Ultimately, the city hopes to lure artists from cities with more established gallery scenes such as Seattle, Bellevue and Kirkland, and to create, amid the old brick buildings that line Everett's historic center, a vibrant arts district of lofts, studios and gallery space.

"Creativity always begets energy, and that's just what a downtown needs," said Lanie McMullin, Everett's economic-development director.

Despite the sluggish economy, a number of mixed-use projects have broken ground over the past year. Taken together, they will add 300 apartment units downtown and are raising hopes the former mill town could have some of the 24-hour vibrancy of its more cosmopolitan cousin to the south.

"There are more cranes on our skyline than there've been in recent memory," said Kate Reardon, spokeswoman for the city. "That's amazing, given the economy."

Among the projects nearing completion is a four-story regional arts center. The building will provide gallery space and classrooms on the ground floor, and studio and affordable loft space for artists above.

The center is being built by the Arts Council, which will move its administrative offices to the new building.

Faded lettering on the white stucco building at the corner of Wetmore and Hewitt avenues speaks to the ghosts of businesses that have come and gone over the years.

The storefront has been a men's clothing store, a bank, a bookstore and a junk shop. It was sitting empty when the city and the Arts Council launched its Art in Great Spaces program in July.

Building owners donate the space to the artists. The Arts Council pays a stipend for insurance.
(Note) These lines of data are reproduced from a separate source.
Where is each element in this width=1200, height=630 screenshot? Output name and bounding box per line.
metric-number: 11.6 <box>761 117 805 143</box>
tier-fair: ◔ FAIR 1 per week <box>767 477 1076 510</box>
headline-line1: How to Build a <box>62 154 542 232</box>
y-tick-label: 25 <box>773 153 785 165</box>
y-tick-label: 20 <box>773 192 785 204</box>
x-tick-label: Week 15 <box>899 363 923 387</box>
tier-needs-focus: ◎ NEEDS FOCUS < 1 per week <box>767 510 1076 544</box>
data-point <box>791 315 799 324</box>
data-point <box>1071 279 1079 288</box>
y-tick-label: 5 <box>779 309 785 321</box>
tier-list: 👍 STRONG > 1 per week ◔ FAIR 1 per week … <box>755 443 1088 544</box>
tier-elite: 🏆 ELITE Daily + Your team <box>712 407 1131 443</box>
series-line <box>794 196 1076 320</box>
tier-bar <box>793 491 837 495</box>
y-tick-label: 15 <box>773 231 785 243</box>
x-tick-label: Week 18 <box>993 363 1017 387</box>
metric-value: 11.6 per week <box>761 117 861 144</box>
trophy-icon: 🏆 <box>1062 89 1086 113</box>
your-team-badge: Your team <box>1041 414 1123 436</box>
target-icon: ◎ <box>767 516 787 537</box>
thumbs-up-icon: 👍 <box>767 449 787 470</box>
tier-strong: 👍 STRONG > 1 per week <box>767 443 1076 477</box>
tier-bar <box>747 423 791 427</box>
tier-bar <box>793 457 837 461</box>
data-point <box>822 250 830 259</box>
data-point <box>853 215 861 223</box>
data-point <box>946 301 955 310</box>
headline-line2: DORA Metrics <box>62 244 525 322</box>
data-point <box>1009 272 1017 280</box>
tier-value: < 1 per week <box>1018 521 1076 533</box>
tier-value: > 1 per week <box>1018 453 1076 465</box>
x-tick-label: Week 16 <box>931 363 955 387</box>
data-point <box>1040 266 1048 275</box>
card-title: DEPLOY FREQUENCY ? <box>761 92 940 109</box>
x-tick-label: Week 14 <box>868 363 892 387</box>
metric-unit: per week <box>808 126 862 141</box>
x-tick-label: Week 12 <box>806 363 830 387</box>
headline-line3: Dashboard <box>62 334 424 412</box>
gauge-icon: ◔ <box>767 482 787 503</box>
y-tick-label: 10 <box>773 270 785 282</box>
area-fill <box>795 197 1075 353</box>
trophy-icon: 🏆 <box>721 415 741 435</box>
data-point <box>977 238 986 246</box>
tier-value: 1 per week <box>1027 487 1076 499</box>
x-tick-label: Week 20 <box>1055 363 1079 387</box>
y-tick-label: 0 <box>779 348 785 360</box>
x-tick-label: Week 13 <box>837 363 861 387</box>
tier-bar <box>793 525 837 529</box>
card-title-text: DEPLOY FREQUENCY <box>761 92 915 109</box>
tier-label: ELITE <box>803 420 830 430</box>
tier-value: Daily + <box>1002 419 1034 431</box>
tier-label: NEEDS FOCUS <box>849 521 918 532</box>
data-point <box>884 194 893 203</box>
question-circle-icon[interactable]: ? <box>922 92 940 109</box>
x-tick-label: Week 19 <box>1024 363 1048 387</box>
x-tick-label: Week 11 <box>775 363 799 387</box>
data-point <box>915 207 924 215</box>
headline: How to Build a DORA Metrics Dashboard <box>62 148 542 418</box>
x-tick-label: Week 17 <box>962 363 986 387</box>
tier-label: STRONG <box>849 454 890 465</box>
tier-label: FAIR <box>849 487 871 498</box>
Meagher, a multimedia artist, is among the second group of artists — there are 13 in all — to take up residence for six-week stints in one of seven downtown buildings.

For Meagher, who usually travels from school to school as an artist-in-residence for the Washington State Arts Commission, the free studio space has been an unexpected gift.

"It's got giant plate-glass windows, light streams in," she said. "It's a beautiful place to work."

The generous amount of room also has inspired her current creation, an organic, inverted, treelike sculpture made of toilet-paper rolls and papier-mâché.

Passers-by have monitored the work's progress, offering their own interpretation, from tumbleweed to plumber's nightmare.

She said an elderly man recently suggested the title, "How government works."

Some longtime Everett residents have greeted the new art spaces with a mix of excitement and disbelief that there are art studios downtown.

"I thought, 'they're bringing art to Everett?' How wonderful is that?" said Frank Blish, 51, who has stopped by Meagher's studio several times and was disappointed to learn her stay is temporary.

"I wanted it to be forever," he said.

The experiment has proved successful for the buildings' owners as well.

Everett's economic-development director said the spaces have attracted two letters-of-intent from prospective business tenants. And one artist has decided to rent out her space when the program ends.

"It's been more successful than my wildest dreams," McMullin said.